My Unsuccessful First Year of Freelance was Successful
I’m closing the journal on my first year in freelance. It was swift. It wasn't lucrative. There were days impregnated with guilt around the lack of productivity. I am not viewed as an acclaimed writer. I don't have a completed manuscript. Magazine editors are not knocking down my door with topics to cover. The evidence is apparent. My first year was a failure. It was my most successful year yet.
Success, in its most accepted form, is achieving a level of notoriety and above average financial earnings. By this definition, my year was a failure. I did not make money; I reached to break even with expenses. I am not a recognized name when it comes to writing. And, herein exposes my privilege. I didn't achieve traditional success, fame and money, but I didn't lose my home or acquire debt either. I will continue this freelance path another year. I can do this by means of my economic privilege - my previous savings entering this transition, owning a house prior to freelancing, and a partner who is supportive emotionally and financially. It is not lost on me. I am lucky. I am also not satisfied.

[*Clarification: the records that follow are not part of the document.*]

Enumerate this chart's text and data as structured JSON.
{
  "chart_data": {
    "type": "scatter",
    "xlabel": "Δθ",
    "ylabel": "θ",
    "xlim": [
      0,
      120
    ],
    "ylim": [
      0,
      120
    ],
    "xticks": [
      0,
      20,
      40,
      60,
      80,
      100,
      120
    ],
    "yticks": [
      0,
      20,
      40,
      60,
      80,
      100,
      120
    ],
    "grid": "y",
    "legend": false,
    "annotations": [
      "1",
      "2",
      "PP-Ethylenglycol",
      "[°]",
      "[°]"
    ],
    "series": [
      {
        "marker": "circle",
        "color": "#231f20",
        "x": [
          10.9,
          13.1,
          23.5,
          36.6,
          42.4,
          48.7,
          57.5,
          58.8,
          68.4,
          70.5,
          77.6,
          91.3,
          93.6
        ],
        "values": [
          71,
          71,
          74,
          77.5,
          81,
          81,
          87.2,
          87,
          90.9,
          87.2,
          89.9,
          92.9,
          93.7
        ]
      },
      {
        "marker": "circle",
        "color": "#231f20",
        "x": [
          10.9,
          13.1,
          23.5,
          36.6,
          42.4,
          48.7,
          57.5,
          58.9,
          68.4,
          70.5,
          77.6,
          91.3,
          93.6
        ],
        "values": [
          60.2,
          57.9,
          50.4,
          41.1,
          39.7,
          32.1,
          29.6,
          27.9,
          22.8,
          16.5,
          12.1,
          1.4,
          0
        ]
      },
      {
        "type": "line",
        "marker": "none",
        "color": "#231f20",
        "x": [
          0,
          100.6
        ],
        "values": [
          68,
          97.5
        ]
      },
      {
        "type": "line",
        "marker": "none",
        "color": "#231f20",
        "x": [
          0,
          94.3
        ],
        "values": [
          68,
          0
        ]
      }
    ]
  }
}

I want financial stability. I want more than stability, I want financial comfort. I want to strive for more than I need and expect writing to get me there. Jessica Knoll’s piece for the New York Times, I Want to Be Rich and I’m Not Sorry, is read on a weekly basis. It is my rallying cry. Her brazen drive for money making hits my chest with a thud. Her attitude smolders inside me. I don’t communicate my drive as often as I should. I want to be a notable writer. I want my name and writer to be interchangeable. I want to surpass my husband in financial contribution. I want to unabashedly say all these statements, not just think and write them. I cannot expect others to accept my horizon success if I do not live it inside and outside my mind.
I evince my ambitions, but it does not change the past year and the right now. I am not in anyone’s spotlight. There is no hearty advance waiting. How do I shine a positive light on my first year of freelance?
I own my failure. I find success.
Failure is hard. It is humbling. I am embarrassed. I keep moving. Dissecting my failures, on a daily, monthly and now yearly basis, has invigorated my learning curve. Every unaccepted submission or misuse of time altered how I approached the task the next time. I hear and read success stories. A repeated theme within them is failure. The successful person, having emerged on the other side, acknowledges failure as a key ingredient to moving forward. I am doing my best to seize failure while fenced by it. I dig for the constructive information. It does not always go smoothly. Failure can be a towering concrete wall; and, me standing before it only armed with a pen, no sledgehammer in sight. This is when failure is shelved.
Once failure was sidelined, it was easy to find accomplishment. I am happy where I am at this moment. I am not content in my traditional success, but I am fulfilled in my success surrounding happiness. This year gifted me the time to be still; to view happiness as a triumph. I controlled my time. I didn't always manage it well. It opened my eyes to wasteful activities in my life. Managing my time caused me to simplify my days. The more I uncomplicated my life - the less clothes I had, the less money I spent, the more I dedicated my morning to a few routines - the more happiness was consistent, the more productivity flourished. We have seen this ethos shared. I have used and heard less is more in regard to a variety of situations. The Minimalists guide their readers to "live meaningful lives with less." Ted Talk, Less Stuff, More Happiness, by Graham Hill, founder of Tree Hugger and LifeEdited, challenges listeners to "consider the benefits of an edited life." I was aware of this view prior to freelancing. I never took the time to try it. As I set to master productivity in this new lifestyle, I had time to analyze and edit. I have made additional room for happiness to implant, grow sturdy roots. It bared fruitful results about halfway through the year.
Five months into my freelance, Ben and I became pregnant. There wasn't enough room to contain our happiness that day. After a long stretch of trying, we couldn't deny the link of our conception to my increased happiness derived from navigating freelance. My mind was a powerful force during infertility. After year one, and then year three, it was hard to nurture optimism. Even when it was willed, my mind didn't always believe it. Freelance was a goal four years in the making. It deserved my attention. The attention led to rearranging my energy which led to increased happiness on a consistent basis. My mind was finally occupied in a productive and positive way. Did this help us become pregnant? I do not have scientific proof. I do have a child inside of me. This is proof enough for us.
This year as a freelance writer was lucrative in simplifying my life and led to the expansion of our family. The days were long; the year was brief. There were moments overflowing with appreciation because I had time to write. My eyes widen at the thought of a world with bountiful topics. I not only type I am a writer, I broadcast it. Traditional success is not a bogus notion; it will be fact. My first freelance year is the step to the next year, and hopefully the next. I am building a career path which emboldens my lifestyle and the one of my family. By my definition, this is success.